Sob a liderança do então presidente americano, o democrata Barack Obama (2009-2017), Washington e Teerã costuraram em 2015 um acordo chancelado pelos membros do Conselho de Segurança da ONU e pela União Europeia para manter o desenvolvimento nuclear no país apenas para fins energéticos e pacíficos. Em troca, EUA e UE aceitavam retirar sanções aplicadas ao regime. Contudo, a saída dos EUA do acordo nos anos de Donald Trump (2017-2021) praticamente revogou o acordo — e acelerou a produção de urânio enriquecido (a matéria-prima da bomba atômica) pelo Irã.
De acordo com um relatório da Agência Internacional de Energia Atômica (AIEA), publicado no fim do ano passado, o programa iraniano dispunha de 4.486,8 kg de urânio em 28 de outubro, 22 vezes mais do que os 202,8 kg estabelecidos pelo acordo nuclear de 2015. A mesma agência também registrou uma aceleração no programa de enriquecimento de urânio, estimando que Teerã já dispõe de algo próximo a 128 kg de urânio enriquecido a 60% — para a fabricação de uma bomba atômica no padrão utilizado por EUA e Rússia, esse valor precisa chegar a 90%. Em março do ano passado, a agência notificou ter encontrado "partículas" de urânio enriquecidas com 83,7% de pureza.
A preocupação com o urânio a 60% não é apressada, de acordo com analistas. Em um ensaio publicado em 2021 — quando o enriquecimento do urânio iraniano começou a chamar a atenção das autoridades — o Instituto Internacional para Estudo da Paz de Estocolmo (Sipri, na sigla em inglês), apontou que as centrífugas utilizadas no processo são projetadas para cumprir em etapas. O salto de enriquecimento de 60% para 90%, portanto, poderia acontecer "em um período muito curto", na avaliação dos pesquisadores do instituto.
Autoridades da AIEA consideram a possibilidade de o Irã já ter reunido tecnologia e matéria-prima suficientes para fabricação de ogivas. Contudo, admitem que é difícil ter uma imagem próxima da realidade com as limitações impostas pelo Irã à fiscalização internacional. O presidente da agência, Rafael Grossi, criticou a falta de transparência de Teerã durante uma entrevista à agência Bloomberg, durante o Fórum Econômico Mundial, em Davos, classificando as tentativas de fiscalização como "um ciclo frustrante".

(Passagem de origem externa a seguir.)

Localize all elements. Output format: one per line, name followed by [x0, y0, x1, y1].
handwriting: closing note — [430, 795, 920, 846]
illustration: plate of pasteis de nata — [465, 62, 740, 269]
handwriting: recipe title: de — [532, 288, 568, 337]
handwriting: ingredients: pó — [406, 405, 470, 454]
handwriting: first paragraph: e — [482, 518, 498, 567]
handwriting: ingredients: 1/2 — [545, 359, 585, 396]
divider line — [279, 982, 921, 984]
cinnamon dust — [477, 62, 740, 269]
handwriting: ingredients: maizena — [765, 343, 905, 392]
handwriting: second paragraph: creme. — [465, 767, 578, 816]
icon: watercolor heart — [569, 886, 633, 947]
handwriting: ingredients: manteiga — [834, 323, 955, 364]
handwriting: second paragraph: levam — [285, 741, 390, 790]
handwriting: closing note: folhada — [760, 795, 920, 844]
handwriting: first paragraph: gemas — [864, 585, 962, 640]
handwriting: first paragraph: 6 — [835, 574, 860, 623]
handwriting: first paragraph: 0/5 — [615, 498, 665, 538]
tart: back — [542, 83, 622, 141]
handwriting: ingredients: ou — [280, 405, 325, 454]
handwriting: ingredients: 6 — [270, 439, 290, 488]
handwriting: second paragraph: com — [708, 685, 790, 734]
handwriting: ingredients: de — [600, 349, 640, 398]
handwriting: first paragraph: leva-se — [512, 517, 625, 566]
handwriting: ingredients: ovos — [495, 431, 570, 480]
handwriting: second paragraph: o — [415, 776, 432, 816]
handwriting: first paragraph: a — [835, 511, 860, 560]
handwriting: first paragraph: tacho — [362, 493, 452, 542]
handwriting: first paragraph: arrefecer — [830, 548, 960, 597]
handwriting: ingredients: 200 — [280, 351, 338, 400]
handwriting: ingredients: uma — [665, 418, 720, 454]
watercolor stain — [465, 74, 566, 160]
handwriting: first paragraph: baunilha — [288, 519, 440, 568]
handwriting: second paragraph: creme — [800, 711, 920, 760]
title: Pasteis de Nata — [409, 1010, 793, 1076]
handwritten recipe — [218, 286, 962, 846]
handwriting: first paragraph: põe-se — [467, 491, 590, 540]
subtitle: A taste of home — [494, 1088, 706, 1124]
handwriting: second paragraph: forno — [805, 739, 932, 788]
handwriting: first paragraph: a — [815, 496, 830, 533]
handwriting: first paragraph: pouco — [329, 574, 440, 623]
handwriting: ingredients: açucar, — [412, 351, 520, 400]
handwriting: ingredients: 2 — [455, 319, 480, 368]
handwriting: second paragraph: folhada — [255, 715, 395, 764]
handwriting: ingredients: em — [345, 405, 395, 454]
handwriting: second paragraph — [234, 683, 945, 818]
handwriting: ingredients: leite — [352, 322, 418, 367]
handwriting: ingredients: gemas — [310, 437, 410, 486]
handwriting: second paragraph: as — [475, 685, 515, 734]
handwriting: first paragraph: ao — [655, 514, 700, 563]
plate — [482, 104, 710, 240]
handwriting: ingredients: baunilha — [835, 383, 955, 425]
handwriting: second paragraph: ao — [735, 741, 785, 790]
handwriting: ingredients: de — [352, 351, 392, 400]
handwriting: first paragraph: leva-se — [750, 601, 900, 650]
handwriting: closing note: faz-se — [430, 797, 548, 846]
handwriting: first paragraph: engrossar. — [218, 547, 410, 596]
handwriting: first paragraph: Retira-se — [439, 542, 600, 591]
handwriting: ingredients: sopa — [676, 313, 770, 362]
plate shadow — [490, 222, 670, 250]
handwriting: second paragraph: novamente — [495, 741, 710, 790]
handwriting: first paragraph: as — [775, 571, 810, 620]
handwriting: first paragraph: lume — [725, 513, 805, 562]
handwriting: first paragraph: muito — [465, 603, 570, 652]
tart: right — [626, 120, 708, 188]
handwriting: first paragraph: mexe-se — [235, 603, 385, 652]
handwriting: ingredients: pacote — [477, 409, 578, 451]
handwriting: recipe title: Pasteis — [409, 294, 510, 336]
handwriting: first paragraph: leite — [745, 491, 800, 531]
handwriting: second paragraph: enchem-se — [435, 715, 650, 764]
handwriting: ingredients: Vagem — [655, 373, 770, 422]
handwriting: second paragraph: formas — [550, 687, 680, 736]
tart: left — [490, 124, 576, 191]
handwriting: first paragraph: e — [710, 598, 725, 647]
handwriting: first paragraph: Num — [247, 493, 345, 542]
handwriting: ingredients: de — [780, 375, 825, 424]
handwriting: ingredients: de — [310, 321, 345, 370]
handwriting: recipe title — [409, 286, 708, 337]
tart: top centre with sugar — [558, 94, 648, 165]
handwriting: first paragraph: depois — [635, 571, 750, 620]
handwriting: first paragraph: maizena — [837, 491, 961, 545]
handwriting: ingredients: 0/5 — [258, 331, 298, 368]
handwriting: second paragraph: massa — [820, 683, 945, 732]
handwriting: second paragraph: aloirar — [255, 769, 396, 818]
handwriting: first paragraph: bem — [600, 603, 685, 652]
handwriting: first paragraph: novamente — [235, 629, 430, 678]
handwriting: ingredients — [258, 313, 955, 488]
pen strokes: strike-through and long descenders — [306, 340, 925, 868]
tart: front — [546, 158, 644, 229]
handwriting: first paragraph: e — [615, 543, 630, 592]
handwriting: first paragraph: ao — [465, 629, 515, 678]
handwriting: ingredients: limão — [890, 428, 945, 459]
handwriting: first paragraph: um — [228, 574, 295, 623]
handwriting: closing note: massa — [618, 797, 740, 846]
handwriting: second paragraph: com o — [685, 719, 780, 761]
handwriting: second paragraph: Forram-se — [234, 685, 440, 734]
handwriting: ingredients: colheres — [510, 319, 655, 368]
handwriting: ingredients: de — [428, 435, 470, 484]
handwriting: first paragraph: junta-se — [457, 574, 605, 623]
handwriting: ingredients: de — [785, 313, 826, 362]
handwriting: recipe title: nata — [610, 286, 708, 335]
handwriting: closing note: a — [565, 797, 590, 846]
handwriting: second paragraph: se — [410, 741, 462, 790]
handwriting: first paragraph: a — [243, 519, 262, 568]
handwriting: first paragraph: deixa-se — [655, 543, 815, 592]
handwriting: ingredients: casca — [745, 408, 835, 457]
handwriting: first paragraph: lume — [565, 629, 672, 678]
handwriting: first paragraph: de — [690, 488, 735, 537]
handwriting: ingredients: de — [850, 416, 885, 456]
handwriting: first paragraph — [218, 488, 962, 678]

Inspetores da AIEA foram proibidos pelo governo iraniano de entrar em instalações no último ano. Uma fonte diplomática revelou, em dezembro do ano passado, que as autoridades do país teriam vetado ao menos oito especialistas da agência, entre eles franceses e alemães. A fiscalização rotineira das instalações era uma das exigências impostas a Teerã pelo acordo de 2015, que na prática, na ausência dos EUA, não é cumprido.
Publicamente, Teerã nega que o programa nuclear do país tenha qualquer finalidade ofensiva. Ao mesmo tempo, autoridades que administram o desenvolvimento da tecnologia afirmam que o país já reúne capacidades técnicas para produzir uma bomba nuclear. O chefe da Organização de Energia Atômica iraniana, Mohammad Eslami, afirmou, recentemente, que o Irã possui capacidade técnica para fabricar uma bomba atômica, mas que a doutrina militar do país não admite o uso de armas de destruição em massa.